‘Window for intervention’ to forestall hypertensive cognitive decline

By Sara Freeman, medwireNews Reporter

Newly diagnosed hypertension is predictive of cognitive decline in middle-aged individuals and is worse in those with poorly controlled blood pressure, Dutch researchers have found.

The findings add to observational data showing that hypertension is not only associated with accelerated cognitive decline and dementia, but also that cognitive decline is worse if hypertension is left untreated or not adequately controlled using antihypertensive medications.

However, the researchers say the cognitive declines were “insidious,” with the effect on executive function apparent only from around 6 years after hypertension onset “possibly opening a window for early intervention.”

As part of the Maastricht Aging Study (MAAS), a prospective study on brain aging, Sebastian Köhler (Maastricht University, the Netherlands) and colleagues looked at the temporal evolution of cognitive changes in relation to hypertension in individuals aged from 25 to 84 years at baseline at 6 and 12 years’ follow-up.

Just over one-third (35.3%) of 1805 study participants were hypertensive at baseline and 352 (30.2%) were diagnosed with hypertension during the follow-up period.

“Baseline hypertension went together with a faster decline in all cognitive domains,” Köhler et al write in Hypertension. “There was a steady decline in memory and information processing speed, whereas the effect on executive functions showed a time-lagged drop from 6–12-year follow-up only.”

Women with baseline hypertension showed a faster decline than men in cognitive function from baseline to the 12-year follow-up point; otherwise results were similar for both men and women.

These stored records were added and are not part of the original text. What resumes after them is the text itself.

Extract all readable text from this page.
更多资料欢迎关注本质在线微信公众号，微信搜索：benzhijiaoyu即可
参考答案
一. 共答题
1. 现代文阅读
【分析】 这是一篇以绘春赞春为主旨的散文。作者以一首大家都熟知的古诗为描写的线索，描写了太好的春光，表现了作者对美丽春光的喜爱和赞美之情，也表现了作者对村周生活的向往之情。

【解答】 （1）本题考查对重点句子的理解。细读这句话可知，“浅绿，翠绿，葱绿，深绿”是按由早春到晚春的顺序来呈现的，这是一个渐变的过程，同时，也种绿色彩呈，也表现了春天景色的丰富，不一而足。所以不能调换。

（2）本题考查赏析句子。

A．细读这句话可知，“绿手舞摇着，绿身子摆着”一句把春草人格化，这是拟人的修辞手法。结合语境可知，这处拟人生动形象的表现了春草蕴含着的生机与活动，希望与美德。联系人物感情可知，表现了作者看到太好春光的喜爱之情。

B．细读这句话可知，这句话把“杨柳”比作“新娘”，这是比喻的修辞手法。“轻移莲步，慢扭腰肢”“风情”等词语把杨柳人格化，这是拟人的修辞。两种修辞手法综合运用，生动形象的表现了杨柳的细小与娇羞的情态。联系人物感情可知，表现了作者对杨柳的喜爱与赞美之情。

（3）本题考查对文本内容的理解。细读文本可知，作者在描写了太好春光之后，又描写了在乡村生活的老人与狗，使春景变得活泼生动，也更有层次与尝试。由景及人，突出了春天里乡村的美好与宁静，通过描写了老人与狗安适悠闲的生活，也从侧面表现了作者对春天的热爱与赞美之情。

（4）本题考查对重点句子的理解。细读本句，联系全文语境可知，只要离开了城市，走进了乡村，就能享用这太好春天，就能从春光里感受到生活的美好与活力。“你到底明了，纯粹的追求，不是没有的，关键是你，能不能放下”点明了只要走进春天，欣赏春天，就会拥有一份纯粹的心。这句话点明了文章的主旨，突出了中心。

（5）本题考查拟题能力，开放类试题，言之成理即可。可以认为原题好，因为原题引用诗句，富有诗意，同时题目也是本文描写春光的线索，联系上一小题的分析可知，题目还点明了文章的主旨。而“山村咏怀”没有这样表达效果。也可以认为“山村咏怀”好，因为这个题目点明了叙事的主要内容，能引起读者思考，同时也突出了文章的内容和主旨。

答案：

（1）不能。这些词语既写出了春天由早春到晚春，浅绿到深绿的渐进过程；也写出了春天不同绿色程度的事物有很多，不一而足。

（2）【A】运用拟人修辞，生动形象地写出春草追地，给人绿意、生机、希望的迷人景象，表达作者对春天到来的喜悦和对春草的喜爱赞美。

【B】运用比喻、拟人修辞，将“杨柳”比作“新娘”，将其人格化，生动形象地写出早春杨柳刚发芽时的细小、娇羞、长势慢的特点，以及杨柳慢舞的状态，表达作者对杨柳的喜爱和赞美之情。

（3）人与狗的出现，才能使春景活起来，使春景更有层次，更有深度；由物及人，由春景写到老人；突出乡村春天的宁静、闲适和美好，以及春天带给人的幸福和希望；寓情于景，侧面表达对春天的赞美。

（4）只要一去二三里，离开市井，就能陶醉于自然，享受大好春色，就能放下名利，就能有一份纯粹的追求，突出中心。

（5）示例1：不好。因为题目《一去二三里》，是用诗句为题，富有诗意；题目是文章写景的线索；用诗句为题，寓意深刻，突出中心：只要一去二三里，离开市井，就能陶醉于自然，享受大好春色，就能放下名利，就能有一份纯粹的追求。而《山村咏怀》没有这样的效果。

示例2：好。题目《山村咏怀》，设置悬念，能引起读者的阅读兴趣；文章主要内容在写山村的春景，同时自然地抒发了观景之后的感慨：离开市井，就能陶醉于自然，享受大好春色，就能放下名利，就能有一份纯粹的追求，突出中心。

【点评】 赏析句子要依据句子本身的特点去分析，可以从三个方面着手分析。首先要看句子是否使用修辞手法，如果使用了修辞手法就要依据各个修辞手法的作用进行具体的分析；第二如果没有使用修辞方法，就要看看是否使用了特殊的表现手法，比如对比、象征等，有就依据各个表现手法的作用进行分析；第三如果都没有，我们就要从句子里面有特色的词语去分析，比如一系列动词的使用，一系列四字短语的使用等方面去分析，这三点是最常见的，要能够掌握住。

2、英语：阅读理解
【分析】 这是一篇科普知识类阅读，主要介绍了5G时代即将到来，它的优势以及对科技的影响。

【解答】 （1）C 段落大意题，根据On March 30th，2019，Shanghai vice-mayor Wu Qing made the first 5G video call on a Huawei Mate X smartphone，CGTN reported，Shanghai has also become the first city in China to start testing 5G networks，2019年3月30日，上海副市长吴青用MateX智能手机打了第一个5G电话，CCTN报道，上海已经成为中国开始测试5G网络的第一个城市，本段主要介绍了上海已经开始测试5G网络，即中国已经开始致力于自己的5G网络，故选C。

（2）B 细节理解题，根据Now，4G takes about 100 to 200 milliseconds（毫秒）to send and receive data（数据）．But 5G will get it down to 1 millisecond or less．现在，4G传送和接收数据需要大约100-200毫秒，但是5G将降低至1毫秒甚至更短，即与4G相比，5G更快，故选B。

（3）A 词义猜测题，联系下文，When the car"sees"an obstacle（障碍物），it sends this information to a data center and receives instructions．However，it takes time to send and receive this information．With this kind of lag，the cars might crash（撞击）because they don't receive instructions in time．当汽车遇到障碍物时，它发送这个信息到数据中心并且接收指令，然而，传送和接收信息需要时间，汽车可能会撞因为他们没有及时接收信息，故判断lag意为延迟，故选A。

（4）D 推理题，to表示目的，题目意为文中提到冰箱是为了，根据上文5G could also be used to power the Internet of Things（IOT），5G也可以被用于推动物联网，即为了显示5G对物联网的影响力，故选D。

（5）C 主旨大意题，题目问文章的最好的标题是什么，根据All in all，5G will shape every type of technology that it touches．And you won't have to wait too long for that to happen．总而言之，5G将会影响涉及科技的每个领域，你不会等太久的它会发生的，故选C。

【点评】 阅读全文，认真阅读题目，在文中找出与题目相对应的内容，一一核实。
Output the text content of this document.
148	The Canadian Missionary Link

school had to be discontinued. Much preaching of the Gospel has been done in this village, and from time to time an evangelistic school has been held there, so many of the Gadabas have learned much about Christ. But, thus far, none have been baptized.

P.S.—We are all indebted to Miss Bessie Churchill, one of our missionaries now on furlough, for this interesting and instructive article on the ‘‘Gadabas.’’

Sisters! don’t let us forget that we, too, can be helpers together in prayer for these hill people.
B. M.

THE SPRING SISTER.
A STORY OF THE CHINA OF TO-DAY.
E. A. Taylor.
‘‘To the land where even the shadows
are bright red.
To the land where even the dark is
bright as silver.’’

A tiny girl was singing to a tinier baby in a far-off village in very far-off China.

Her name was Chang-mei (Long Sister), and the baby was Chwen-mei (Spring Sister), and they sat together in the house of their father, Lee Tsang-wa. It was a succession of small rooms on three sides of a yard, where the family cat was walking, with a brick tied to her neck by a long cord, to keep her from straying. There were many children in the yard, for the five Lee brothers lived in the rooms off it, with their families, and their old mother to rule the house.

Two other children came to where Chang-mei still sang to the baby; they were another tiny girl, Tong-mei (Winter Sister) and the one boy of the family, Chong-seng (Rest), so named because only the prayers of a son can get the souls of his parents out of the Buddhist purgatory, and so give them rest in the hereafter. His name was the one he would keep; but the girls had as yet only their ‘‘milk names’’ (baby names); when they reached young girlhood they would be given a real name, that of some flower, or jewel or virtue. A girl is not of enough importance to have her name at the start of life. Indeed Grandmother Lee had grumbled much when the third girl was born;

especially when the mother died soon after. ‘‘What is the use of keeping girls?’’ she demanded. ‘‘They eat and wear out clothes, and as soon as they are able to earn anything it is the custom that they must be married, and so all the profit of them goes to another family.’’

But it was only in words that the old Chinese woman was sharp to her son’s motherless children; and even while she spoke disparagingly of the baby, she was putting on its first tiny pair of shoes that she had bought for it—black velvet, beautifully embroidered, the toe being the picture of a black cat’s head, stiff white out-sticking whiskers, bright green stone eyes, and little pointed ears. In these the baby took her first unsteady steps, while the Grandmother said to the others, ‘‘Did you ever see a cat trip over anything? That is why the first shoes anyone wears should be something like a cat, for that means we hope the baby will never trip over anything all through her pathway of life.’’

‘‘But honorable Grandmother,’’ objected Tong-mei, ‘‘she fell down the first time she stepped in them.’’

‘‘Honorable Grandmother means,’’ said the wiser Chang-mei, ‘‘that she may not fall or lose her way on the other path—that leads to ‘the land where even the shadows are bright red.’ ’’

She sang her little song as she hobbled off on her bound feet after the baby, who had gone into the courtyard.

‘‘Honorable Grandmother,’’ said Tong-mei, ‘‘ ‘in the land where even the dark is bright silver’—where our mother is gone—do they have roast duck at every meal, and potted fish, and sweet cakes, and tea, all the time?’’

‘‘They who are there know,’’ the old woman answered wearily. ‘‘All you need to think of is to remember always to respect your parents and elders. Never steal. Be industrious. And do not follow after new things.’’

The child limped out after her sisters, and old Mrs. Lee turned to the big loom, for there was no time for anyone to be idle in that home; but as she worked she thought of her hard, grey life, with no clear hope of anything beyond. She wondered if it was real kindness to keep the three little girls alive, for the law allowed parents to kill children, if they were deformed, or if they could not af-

Baseline hypertension also predicted faster decline in memory, executive functioning, and information processing speed in individuals younger than 65 years, but was only predictive of information processing decline in older people.

Compared with normotensive individuals, those with untreated baseline hypertension had faster declines in memory and information processing speed, and those with treated but poorly controlled baseline hypertension showed declines in both of these categories and also in executive function. Meanwhile, those with controlled baseline hypertension exhibited declines in executive function only.

Participants with incident hypertension had faster declines in memory and information processing speed but not executive functions versus normotensive participants. Cognitive decline was faster in those younger than 65 years than in older participants and worse in those with untreated or uncontrolled hypertension.

“[O]ur findings imply that cognitive decline could be prevented by timely [blood pressure] management,” conclude Köhler et al. “Results may support treatment adherence in patients with newly diagnosed hypertension by showing the importance of [blood pressure] control for brain functioning.”